Précision utile sur ce démon et ces onze enfants. Ce n'est en rien un concept-album qui raconterait un sombre conte No, une espèce de Petit Poucet à la sauce nippone. Le titre a été rajouté au dernier moment par la maison de disques pour inciter les clients à acheter... L'ogre démoniaque du marketing nous dévorera tous.

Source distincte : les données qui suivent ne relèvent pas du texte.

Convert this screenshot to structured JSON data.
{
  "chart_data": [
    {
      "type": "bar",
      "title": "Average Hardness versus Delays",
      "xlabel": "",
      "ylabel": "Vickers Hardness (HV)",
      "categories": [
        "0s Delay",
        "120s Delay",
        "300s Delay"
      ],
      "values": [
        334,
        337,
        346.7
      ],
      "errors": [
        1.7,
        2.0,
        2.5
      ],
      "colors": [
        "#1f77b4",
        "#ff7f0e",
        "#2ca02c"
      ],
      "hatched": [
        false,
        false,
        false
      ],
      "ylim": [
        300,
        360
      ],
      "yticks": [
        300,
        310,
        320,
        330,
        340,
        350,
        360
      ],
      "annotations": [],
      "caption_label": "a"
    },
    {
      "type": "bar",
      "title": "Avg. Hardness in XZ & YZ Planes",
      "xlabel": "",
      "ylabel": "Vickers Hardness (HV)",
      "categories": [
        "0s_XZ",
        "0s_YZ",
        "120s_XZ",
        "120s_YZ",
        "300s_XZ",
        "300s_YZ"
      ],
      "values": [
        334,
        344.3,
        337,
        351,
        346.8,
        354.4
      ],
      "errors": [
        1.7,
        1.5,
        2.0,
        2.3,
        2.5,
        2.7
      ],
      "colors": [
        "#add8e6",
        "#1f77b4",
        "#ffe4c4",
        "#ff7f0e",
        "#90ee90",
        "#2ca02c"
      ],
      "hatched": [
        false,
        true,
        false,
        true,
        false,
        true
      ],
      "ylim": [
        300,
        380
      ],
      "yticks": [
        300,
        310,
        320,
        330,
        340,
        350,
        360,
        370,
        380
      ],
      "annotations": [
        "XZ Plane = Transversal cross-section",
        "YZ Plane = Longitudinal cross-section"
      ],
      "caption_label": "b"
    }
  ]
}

Etrangement cet album de 1971 laisse présager ce que le suivant occulte totalement. Kazuo Takeda évoluera. Les mauvaises langues diront qu'il reniera sans état d'âme son passé de rocker et de hard rocker. Il se dirigera vers des musiques plus complexes, plus aventureuses, du prog à la la fusion pour finir par le jazz. Sachant cela, si vous écoutez cet album vous remarquerez que les structures des morceaux ne sont jamais fixes, que leur principal défaut, qui fonde aussi leur singulière qualité, est qu'elles reposent sciemment sur une instabilité généralisée.

 

En 72 le groupe splitta pour divergences musicales... Kazuo Takeda ne se découragea pas le quatuor Blues Creation était mort, il partit humer l'air chaudement musical de Londres et revint au pays pour créer le power trio Creation. En 1973, les voici recrutés pour assurer la première partie de la tournée de Mountain au Japon. Le courant ne passe pas avec Leslie West et Corky Laing, toutefois une franche camaraderie se crée avec le couple Felix et Gail Pappalardi...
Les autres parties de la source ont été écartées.